Illinois State University's Redbird Esports program has welcomed three new coaches to their staff, Zachary Dell (left), Megan Lomonof (center) and TJ Bjorklund (right). Dell began his Rocket League career during his senior year at Carnegie Mellon University. 

The 2022-2023 academic year marks Illinois State University's third year of the Redbird Esports program. This year, the program expanded to hire three new coaches. 

One of the newest coaches is Zachary Dell, who will be coaching the Redbird Rocket League team. Dell started playing Rocket League during his senior year at Carnegie Mellon University. As time passed, he realized he had developed skill for the game. 

“I first got into Rocket League casually in July 2015 when it was on PS+ for free, and myself and a couple of friends grabbed it to see if it was any good,” Dell said. “We played for fun for a couple [of] months, and eventually, we realized that we were starting to get decent. A couple of us started looking into tournaments, etc., and we got to a pretty high level.”

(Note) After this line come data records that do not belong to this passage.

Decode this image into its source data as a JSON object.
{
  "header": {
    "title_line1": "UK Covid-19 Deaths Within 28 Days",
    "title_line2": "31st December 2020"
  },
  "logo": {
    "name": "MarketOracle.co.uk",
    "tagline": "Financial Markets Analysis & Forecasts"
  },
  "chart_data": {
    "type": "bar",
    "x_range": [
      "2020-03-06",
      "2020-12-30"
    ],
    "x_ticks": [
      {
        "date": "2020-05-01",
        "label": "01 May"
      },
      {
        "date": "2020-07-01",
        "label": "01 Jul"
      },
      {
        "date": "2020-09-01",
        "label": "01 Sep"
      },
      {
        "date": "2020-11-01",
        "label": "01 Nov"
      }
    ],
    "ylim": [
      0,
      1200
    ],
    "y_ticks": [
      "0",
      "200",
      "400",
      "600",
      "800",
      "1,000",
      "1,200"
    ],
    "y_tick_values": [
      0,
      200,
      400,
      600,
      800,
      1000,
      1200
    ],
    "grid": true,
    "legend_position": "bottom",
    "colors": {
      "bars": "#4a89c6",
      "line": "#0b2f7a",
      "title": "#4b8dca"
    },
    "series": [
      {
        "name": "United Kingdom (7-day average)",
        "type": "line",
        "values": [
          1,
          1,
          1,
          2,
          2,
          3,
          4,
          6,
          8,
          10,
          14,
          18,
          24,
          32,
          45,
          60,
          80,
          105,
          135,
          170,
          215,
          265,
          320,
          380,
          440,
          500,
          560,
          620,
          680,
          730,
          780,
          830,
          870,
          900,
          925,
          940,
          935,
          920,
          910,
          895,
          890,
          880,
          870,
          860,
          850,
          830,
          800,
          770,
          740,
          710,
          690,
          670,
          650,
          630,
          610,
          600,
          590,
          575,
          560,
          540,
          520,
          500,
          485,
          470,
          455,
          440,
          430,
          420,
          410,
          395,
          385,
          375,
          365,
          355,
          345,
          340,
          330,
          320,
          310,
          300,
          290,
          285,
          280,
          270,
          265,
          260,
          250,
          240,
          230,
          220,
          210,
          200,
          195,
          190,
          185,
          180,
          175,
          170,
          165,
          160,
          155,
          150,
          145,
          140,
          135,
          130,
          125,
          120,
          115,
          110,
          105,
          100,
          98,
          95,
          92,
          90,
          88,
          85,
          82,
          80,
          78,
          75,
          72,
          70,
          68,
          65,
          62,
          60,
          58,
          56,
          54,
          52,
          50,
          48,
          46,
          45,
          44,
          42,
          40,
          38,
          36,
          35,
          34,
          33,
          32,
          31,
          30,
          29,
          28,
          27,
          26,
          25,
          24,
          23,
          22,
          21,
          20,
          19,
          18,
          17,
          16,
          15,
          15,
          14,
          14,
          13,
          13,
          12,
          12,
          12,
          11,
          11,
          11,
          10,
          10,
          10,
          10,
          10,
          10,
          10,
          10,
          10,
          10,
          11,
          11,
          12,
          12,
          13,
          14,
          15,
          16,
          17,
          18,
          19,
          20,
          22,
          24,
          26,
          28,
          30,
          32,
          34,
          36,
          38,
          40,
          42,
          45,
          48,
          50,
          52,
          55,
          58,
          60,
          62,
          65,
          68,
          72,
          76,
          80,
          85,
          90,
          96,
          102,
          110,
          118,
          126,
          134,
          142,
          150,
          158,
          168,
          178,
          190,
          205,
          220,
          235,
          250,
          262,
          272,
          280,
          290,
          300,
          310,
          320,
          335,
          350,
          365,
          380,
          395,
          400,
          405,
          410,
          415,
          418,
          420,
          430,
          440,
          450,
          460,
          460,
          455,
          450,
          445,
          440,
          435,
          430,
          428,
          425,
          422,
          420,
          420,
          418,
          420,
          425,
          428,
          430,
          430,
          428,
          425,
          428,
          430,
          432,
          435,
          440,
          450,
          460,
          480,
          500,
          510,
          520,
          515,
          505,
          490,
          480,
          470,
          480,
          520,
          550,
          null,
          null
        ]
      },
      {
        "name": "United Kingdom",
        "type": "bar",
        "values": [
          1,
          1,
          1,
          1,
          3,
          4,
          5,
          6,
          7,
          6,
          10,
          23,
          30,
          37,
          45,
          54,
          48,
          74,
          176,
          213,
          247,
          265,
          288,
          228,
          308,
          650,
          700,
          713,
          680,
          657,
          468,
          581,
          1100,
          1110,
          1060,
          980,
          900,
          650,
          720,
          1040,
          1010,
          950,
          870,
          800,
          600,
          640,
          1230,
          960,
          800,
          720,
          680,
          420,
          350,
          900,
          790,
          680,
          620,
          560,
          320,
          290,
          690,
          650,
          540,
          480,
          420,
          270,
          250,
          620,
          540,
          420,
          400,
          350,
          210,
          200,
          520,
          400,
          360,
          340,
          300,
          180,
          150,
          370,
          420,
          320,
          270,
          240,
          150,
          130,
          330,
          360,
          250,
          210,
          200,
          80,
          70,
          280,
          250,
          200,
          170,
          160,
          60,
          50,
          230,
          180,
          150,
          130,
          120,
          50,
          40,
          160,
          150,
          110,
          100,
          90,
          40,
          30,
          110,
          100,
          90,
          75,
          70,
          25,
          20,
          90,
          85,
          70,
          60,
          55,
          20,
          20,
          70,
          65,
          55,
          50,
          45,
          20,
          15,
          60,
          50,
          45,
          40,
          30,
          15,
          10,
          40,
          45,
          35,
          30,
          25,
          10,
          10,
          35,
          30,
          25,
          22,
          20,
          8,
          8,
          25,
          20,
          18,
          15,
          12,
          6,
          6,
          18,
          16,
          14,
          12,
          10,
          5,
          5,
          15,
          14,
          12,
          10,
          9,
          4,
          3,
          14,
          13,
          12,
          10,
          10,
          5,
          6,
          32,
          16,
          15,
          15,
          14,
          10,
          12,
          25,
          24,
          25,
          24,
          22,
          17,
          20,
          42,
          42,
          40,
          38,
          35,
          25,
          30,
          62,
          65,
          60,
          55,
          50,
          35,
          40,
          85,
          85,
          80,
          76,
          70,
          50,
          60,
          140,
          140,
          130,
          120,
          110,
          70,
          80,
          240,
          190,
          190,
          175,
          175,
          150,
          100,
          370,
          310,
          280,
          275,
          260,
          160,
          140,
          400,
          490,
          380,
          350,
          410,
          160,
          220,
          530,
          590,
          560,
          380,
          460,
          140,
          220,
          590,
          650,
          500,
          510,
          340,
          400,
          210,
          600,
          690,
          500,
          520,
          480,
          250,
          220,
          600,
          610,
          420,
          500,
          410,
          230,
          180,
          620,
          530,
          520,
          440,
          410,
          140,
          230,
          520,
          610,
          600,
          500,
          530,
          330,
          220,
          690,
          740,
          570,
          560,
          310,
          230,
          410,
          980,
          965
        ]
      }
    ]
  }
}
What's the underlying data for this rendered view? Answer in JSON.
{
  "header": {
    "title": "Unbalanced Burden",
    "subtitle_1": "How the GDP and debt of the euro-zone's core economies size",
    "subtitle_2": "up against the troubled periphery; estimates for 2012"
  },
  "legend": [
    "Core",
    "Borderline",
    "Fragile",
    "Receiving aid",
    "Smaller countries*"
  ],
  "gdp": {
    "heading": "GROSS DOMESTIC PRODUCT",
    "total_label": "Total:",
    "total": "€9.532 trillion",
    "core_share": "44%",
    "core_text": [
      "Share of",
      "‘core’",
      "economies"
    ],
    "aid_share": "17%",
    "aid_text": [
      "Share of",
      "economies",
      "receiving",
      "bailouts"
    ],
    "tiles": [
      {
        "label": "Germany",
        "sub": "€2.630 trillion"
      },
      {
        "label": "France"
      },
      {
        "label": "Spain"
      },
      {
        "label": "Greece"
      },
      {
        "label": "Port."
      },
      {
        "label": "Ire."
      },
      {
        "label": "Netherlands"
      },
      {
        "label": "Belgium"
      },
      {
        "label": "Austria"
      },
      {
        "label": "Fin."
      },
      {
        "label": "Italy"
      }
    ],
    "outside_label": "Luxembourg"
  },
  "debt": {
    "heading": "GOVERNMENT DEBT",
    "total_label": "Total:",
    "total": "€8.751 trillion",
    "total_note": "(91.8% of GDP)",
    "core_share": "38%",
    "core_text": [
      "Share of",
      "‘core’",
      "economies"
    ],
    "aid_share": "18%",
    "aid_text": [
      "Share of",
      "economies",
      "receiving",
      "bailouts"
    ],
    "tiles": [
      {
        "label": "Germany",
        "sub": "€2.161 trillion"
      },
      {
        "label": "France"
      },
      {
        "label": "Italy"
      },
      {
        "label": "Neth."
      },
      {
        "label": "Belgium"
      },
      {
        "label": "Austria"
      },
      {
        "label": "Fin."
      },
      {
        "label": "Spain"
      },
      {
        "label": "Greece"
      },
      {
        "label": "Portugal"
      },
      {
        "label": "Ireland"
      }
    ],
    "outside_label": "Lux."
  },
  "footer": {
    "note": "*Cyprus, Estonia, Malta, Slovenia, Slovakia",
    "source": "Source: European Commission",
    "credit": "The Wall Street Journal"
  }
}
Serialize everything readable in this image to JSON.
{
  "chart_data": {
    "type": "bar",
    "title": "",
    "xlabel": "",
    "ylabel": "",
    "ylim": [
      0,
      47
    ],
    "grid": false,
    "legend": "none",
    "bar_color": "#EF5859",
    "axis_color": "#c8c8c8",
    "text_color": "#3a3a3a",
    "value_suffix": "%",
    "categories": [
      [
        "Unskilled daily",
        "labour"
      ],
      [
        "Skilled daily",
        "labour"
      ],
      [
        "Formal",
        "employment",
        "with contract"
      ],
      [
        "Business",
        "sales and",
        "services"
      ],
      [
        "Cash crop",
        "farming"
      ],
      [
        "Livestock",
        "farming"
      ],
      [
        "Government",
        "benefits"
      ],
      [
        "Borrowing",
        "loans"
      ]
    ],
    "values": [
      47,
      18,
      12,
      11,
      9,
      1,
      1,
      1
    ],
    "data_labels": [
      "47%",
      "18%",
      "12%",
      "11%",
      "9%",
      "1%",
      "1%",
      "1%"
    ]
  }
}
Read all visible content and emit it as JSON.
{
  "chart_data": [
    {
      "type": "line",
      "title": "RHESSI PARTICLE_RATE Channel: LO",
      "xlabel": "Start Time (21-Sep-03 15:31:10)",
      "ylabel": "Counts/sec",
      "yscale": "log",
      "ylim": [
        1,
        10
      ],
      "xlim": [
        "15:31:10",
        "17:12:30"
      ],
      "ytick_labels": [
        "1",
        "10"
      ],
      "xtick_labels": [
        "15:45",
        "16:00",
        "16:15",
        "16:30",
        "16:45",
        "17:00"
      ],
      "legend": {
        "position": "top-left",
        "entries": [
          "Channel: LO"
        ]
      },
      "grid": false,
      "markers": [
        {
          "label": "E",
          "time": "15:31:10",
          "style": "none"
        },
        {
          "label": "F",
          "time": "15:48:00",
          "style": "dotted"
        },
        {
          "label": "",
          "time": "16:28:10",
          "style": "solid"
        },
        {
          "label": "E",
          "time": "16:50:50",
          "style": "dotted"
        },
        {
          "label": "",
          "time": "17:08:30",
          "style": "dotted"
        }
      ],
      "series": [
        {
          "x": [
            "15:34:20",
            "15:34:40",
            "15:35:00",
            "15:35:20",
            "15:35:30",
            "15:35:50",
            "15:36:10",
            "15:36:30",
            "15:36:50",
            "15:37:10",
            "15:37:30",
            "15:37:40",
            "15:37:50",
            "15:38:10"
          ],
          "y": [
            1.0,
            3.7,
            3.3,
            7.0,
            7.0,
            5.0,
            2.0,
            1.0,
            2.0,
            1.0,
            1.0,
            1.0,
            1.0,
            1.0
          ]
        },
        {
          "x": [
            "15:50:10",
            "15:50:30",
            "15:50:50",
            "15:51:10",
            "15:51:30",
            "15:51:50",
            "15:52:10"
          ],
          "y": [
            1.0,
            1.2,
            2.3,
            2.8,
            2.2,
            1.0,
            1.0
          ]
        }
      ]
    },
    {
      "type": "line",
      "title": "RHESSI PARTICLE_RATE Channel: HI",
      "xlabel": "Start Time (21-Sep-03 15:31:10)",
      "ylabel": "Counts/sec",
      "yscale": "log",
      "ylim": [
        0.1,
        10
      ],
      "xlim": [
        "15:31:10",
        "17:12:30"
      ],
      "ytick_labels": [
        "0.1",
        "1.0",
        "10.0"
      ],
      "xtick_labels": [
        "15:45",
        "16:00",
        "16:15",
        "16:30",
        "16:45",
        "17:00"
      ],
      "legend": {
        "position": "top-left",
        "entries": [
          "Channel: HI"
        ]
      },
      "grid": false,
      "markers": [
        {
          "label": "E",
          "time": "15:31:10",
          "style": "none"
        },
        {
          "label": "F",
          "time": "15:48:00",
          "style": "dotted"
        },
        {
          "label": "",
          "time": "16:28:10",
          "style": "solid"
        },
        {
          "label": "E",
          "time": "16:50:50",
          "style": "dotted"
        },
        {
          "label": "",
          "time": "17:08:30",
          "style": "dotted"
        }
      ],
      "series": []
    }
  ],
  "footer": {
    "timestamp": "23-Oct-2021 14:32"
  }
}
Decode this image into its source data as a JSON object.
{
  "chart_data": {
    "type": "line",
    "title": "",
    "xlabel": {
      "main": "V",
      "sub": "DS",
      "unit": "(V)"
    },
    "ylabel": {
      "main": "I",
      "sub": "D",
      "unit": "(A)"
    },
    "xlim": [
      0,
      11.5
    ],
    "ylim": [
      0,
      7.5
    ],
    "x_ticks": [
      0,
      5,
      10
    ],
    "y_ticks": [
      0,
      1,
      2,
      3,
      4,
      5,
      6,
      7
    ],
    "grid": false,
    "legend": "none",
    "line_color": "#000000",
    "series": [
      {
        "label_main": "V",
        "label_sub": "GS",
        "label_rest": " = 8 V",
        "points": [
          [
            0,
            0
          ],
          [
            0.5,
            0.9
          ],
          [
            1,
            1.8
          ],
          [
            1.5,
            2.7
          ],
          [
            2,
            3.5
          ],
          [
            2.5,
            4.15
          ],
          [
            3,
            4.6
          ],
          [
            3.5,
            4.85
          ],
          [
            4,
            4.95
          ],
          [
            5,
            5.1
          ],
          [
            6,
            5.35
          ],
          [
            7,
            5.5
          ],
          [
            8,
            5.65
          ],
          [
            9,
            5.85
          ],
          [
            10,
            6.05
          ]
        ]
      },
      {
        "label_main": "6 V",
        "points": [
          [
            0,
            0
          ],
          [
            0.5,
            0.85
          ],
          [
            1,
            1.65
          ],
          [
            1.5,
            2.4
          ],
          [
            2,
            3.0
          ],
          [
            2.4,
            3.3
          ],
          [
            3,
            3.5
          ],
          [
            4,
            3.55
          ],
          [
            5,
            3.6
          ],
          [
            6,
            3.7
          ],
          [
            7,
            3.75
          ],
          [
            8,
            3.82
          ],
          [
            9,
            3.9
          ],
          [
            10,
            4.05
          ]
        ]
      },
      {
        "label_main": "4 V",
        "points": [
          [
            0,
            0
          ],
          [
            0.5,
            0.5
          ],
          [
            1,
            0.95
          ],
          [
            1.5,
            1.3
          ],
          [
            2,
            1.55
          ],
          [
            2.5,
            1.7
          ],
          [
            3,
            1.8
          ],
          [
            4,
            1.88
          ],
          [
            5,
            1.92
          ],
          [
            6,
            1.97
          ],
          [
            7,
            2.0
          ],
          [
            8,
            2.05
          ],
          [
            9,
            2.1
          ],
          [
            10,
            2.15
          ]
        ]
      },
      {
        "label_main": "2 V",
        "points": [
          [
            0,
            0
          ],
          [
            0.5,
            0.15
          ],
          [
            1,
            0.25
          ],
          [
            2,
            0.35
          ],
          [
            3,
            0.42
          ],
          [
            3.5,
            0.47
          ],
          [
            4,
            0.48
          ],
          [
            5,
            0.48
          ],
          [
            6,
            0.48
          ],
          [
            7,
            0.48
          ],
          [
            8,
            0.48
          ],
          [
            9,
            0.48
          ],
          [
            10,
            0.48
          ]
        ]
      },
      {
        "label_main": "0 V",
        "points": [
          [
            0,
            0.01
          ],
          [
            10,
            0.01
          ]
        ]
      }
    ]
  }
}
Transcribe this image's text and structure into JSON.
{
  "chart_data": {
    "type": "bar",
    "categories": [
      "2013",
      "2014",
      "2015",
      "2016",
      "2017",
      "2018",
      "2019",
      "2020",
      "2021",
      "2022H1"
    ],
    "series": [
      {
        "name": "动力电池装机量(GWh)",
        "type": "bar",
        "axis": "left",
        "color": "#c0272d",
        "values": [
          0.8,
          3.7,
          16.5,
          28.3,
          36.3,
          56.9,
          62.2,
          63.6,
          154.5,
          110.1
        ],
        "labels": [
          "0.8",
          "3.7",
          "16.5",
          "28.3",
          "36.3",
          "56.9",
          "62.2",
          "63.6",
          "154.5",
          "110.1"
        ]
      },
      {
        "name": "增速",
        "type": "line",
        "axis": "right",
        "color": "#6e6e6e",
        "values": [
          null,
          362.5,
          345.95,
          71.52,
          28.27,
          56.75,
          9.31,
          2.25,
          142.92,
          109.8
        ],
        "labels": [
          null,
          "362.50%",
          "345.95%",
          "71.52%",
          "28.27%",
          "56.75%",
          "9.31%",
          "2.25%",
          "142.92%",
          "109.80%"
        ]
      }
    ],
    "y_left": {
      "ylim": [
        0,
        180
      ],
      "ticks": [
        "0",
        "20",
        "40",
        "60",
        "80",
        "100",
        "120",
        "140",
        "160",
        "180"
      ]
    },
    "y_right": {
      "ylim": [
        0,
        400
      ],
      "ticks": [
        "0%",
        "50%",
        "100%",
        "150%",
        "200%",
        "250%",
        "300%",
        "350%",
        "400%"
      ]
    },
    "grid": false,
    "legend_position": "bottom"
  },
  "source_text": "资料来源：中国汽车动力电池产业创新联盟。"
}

Before coming to ISU, Dell coached the Rocket League team at Ohio State University, where he also received his Ph.D. in mathematics. He led the team to a top-two national ranking. 


Among the three new Redbird Esports coaches is Zachary Dell, who will be leading the Redbird Rocket League team. Dell began his Rocket League career during his senior year at Carnegie Mellon University. 

Although Dell’s work with the Rocket League team at Ohio State marked the first time he had seriously coached a group of players, he was able to adopt a few strategies that helped significantly improve the team’s performance. 

“The Ohio State teams were the first players I had coached seriously who were better than me at the game, even if it was a small gap in the beginning. Naturally, this involved making sure I didn’t overstep what I knew while also still finding ways to be helpful,” Dell said. 

“Another big aspect to it was [the] mentality — finding ways to keep the players’ heads in the game so they didn’t tilt or get demotivated when things went wrong,” Dell continued.  

However, balancing his studies with a passion for esports was not always easy.

“The biggest thing with grad school was, of course, time management. Making sure I could get done all my teaching responsibilities, keep making progress on my research and still be able to keep up coaching Rocket League was tricky at times,” Dell said. 

Still, some aspects of his course of study helped him to engage better with his coaching practices. 

“The main influence of my mathematics background is that I come into coaching with a very analytical mindset; I break down the game and look for objective ways to improve, and I make sure any change I request of players can be justified,” Dell said. 

For someone with a demonstrated passion for esports, coaching Rocket League at ISU had some obvious draws. 

“ISU is one of the top schools in the country for esports, and I was already following because of that,” Dell said. “So when the job listing for a head RL coach came up, it was an easy decision to apply.”